Narrated by its band members and manager, the story showcases how Mötley Crüe came to be one of the most notorious rock ‘n’ roll bands in history. Packed with an electrifying selection of their best songs, The Dirt has enough story to make for an enjoyable film.
After a somewhat graphic opening scene that surely puts good use of the phrase “sex, drugs & rock’n’roll“, the film jumps back in time to show Nikki Six’s (Douglas Booth – Mary Shelley) troubled childhood and love for rock music. Then we get to see how the band is formed and make it into the big leagues.

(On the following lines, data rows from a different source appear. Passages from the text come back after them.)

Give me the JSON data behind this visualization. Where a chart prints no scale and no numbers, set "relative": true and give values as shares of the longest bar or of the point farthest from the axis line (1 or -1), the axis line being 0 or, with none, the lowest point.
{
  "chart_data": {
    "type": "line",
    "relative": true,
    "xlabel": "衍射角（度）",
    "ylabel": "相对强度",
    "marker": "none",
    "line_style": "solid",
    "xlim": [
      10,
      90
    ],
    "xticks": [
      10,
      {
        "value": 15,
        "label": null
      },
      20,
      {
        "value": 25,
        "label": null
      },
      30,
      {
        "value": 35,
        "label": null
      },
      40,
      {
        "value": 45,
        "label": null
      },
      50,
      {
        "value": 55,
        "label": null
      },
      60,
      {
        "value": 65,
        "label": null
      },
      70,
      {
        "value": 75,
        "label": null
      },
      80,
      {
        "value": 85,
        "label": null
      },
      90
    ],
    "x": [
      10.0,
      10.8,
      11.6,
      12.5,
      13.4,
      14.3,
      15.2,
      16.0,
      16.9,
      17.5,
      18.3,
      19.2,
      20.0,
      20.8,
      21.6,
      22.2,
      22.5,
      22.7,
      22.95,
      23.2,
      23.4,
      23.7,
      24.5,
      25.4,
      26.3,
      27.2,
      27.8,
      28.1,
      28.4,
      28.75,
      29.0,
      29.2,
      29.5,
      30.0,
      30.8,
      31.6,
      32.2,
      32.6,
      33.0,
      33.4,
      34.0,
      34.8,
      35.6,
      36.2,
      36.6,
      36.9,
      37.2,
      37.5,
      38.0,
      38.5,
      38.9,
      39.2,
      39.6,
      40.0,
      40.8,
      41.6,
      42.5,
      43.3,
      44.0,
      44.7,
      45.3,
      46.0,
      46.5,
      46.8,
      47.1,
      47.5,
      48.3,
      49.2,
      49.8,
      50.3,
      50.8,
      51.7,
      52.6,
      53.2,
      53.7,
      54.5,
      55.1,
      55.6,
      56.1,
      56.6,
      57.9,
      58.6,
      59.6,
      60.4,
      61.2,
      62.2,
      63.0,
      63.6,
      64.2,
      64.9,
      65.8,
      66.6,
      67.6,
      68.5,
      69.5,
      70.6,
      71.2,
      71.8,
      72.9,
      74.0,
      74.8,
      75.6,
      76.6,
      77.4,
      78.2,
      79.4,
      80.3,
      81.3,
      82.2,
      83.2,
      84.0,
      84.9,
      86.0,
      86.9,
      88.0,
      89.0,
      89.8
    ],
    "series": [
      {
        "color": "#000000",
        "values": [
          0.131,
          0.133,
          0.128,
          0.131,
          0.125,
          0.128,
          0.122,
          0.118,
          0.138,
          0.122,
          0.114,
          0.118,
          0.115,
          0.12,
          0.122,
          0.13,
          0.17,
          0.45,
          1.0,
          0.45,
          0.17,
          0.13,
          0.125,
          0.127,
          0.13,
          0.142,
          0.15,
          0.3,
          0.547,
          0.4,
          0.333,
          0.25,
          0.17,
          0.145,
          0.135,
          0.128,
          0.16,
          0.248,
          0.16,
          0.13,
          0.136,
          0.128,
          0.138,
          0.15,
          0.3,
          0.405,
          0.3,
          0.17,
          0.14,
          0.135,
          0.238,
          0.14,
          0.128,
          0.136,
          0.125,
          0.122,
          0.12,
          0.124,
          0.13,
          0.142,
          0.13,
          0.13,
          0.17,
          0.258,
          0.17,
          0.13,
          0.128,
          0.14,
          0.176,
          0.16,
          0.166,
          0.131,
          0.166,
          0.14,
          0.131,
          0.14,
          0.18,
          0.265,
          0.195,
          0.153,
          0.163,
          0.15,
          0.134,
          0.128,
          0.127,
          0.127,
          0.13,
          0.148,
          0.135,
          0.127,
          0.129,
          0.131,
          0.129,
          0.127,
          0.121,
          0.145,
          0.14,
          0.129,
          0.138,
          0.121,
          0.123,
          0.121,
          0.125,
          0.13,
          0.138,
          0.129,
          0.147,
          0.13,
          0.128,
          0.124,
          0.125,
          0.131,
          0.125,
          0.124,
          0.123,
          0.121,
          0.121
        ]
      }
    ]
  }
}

When you’re at the top, the only way is back down. So down they fall – hard. Going to hell seems to be rock bottom for these guys and for some of them, this really is their last resort. But this was for them the only way to get back on their feet and realise they’re legends, more than ever before. The film likes to break the fourth wall, with front-facing narration showcasing just how crazy these bandmembers actually are. Speeding up and slowing down frames is one of the other tricks director Jeff Tremaine (Bad Grandpa) likes to use.
Music-biopics seem to be the trend lately in Hollywood, only this one isn’t exactly shy of showing all the sex and drugs, so expect plenty of that throughout the film. The Dirt wants to go for shock value in its first half of the film, to then go full drama in the second half. Still, The Dirt isn’t as bad as I thought it would be. It might be very much by the book, but the chemistry between the cast and it rocking soundtrack make this an enjoyable watch. It’s one of those films that critics will love to pick apart and most Netflix subscribers will mostly enjoy.
The Dirt is now streaming on Netflix.